You Should Be Cooking Your French Dips In Dark Beer

The ideal French dip sandwich is a satisfying whirl of textures and flavors. The meat melts in your mouth, the roll is moist and chewy, and once you take a bite, the savory explosion creates an unforgettable experience. However, adding one simple element to your recipe can make the dish even better.

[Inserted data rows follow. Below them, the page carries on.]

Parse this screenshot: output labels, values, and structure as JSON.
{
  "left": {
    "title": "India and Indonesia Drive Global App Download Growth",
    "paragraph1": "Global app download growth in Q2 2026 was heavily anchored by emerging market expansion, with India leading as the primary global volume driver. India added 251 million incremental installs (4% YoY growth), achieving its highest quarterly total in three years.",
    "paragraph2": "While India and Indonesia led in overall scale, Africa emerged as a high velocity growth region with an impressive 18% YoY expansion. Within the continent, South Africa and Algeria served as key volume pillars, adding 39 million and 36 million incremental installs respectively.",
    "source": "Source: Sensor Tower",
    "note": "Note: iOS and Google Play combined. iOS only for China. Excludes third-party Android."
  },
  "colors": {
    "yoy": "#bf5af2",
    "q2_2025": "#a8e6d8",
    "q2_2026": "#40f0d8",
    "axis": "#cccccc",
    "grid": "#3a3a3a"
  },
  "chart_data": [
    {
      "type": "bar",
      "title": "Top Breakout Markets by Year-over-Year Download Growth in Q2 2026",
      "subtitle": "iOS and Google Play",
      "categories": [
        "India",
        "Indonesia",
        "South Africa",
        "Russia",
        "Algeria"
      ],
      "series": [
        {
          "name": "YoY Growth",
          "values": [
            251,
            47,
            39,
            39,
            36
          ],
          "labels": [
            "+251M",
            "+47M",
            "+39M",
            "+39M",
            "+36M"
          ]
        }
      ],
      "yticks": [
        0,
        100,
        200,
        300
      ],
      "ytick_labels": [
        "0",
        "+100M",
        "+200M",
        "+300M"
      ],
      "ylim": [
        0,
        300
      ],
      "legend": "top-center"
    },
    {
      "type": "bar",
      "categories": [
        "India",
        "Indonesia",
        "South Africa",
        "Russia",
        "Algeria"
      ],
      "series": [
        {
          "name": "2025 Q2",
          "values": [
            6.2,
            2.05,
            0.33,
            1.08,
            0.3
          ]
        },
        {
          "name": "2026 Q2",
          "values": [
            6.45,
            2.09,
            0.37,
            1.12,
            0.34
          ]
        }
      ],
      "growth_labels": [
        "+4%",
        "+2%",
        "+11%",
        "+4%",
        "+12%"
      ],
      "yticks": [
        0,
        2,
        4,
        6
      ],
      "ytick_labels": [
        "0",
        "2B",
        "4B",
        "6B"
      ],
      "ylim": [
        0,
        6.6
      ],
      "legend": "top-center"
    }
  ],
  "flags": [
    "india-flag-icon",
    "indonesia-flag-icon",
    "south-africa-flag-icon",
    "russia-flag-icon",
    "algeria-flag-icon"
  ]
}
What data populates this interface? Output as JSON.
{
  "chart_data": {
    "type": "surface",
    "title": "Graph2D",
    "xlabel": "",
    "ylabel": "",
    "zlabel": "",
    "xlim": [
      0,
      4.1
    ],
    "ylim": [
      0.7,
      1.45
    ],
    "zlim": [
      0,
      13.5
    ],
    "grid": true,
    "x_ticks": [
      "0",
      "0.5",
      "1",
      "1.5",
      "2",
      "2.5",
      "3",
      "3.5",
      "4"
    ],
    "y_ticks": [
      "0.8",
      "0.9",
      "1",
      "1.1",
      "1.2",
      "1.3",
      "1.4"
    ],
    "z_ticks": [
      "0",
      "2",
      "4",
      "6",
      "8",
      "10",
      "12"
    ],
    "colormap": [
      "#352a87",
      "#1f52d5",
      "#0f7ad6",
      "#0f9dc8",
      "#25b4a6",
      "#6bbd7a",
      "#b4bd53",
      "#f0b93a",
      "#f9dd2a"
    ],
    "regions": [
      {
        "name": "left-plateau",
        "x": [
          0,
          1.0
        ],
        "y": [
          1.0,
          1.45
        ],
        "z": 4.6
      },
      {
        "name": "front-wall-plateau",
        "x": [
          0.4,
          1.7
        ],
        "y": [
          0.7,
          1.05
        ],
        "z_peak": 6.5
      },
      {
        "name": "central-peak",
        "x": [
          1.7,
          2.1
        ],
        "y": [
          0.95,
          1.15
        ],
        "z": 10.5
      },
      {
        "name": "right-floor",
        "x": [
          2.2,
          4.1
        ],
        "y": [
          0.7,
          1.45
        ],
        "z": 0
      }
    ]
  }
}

When you include beer, you benefit in two very different ways. First, the beer adds a unique taste that you can't really get from any other ingredient. It infuses your food with an earthy element that provides an intriguing depth to the flavor profile. Secondly, alcohol is an exceptional tenderizer for meat. Collagen is a protein that forms the connective tissue that keeps muscles strong and resilient. Beer contains alpha acids, which help break down collagen. By adding beer to your French dip recipe, the muscle tissue can no longer hold together, resulting in a highly desirable melt-in-your-mouth quality.

Why dark beer makes such a difference

If you aren't a beer connoisseur, you might not be aware of the vastly different flavor nuances the beverage offers. While all beers are either categorized as ales or lagers, there are over 100 different beer styles made around the world. There are seasonal brews, fruity brews, lighter brews, darker brews, and more.

Consequently, as an ingredient, each type of beer will add its own characteristics to a dish. For instance, a pilsner might be best for cooking sausage, but German wheat beer is best for bread. That means the beer you add to your dessert won't be the same one you add to your French dip recipe.

When it comes to cooking meat, especially if the juices will be used for dipping (like a French dip), a dark beer is your best bet. A stout adds a rich, flavorful depth to the jus, which gives your recipe an added dimension to make it a true winner.